As a Board of Education member, I need your help to continuously improve the quality and depth of our services to high achieving and gifted students. We need to search the world for great ideas and adapt the best of those ideas for TCAPS. If we get it right, we can begin to reverse the long term decline in our enrollment and rebuild the district.

Please take the chance to visit my web site http://www.appelforschoolboard.org/ and my education blog http://www.appelcoreideas.blogspot.com/ to learn more.

Contact me at gappel@ncrel.org or 223.9272 with your thoughts and questions. I would be happy to gather with TAG parents interested in sharing their views and probing mine.

Sincerely,
Gary Appel

1 comment:

  1. I applaud your intent to continue to offer current programming and explore new ways of providing opportunities to our students, but with all the changes happening at the secondary level, we also have to take into account the effect of mass change happening all at once.
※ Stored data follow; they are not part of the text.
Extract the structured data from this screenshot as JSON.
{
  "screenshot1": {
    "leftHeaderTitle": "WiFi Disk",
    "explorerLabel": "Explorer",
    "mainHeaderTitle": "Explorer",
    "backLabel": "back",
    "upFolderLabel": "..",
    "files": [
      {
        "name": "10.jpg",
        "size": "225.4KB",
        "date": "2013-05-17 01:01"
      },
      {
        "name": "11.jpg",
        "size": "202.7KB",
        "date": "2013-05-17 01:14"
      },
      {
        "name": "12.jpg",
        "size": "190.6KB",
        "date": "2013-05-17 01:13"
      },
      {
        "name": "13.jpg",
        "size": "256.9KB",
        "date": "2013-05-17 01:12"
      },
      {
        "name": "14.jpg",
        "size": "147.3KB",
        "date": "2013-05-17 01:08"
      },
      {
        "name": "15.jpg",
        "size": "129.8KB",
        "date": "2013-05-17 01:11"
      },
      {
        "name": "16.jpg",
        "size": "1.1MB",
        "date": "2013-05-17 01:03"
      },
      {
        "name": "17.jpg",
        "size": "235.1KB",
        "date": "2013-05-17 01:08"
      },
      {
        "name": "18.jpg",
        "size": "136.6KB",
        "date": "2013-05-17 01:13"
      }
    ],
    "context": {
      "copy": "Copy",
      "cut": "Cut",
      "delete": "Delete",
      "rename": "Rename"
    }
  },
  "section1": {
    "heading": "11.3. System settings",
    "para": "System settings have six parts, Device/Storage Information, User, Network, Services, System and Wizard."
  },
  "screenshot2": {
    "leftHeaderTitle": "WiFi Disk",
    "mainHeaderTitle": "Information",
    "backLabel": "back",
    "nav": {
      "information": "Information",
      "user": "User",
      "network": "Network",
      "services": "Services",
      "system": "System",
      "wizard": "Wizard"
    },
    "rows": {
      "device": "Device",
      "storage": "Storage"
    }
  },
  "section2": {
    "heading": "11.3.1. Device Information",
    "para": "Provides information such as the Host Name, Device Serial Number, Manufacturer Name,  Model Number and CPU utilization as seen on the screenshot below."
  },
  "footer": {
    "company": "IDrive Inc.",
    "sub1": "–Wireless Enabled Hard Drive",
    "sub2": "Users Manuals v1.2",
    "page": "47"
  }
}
    In the last very few years, we have changed our curriculum, changed the amount of time we have to deliver the curriculum, and intend to implement an advisory system that is guaranteed to take even more time away from instruction.

    At the same time, we face an immense budget crisis and teachers appear to be first on the chopping block, from increasing class sizes to reducing staff and programming, as per your previous post. We want to offer the finest education to our students, but our front-line is threatened most by these cuts.

    It would be great to have these magnet schools and an IB program for our students. It would also be great to have the district show a commitment to those who would be responsible for implementing these programs, namely, the teachers.

    Forgive me for posting anonymously. I am a TCAPS teacher, and don't feel comfortable providing my name.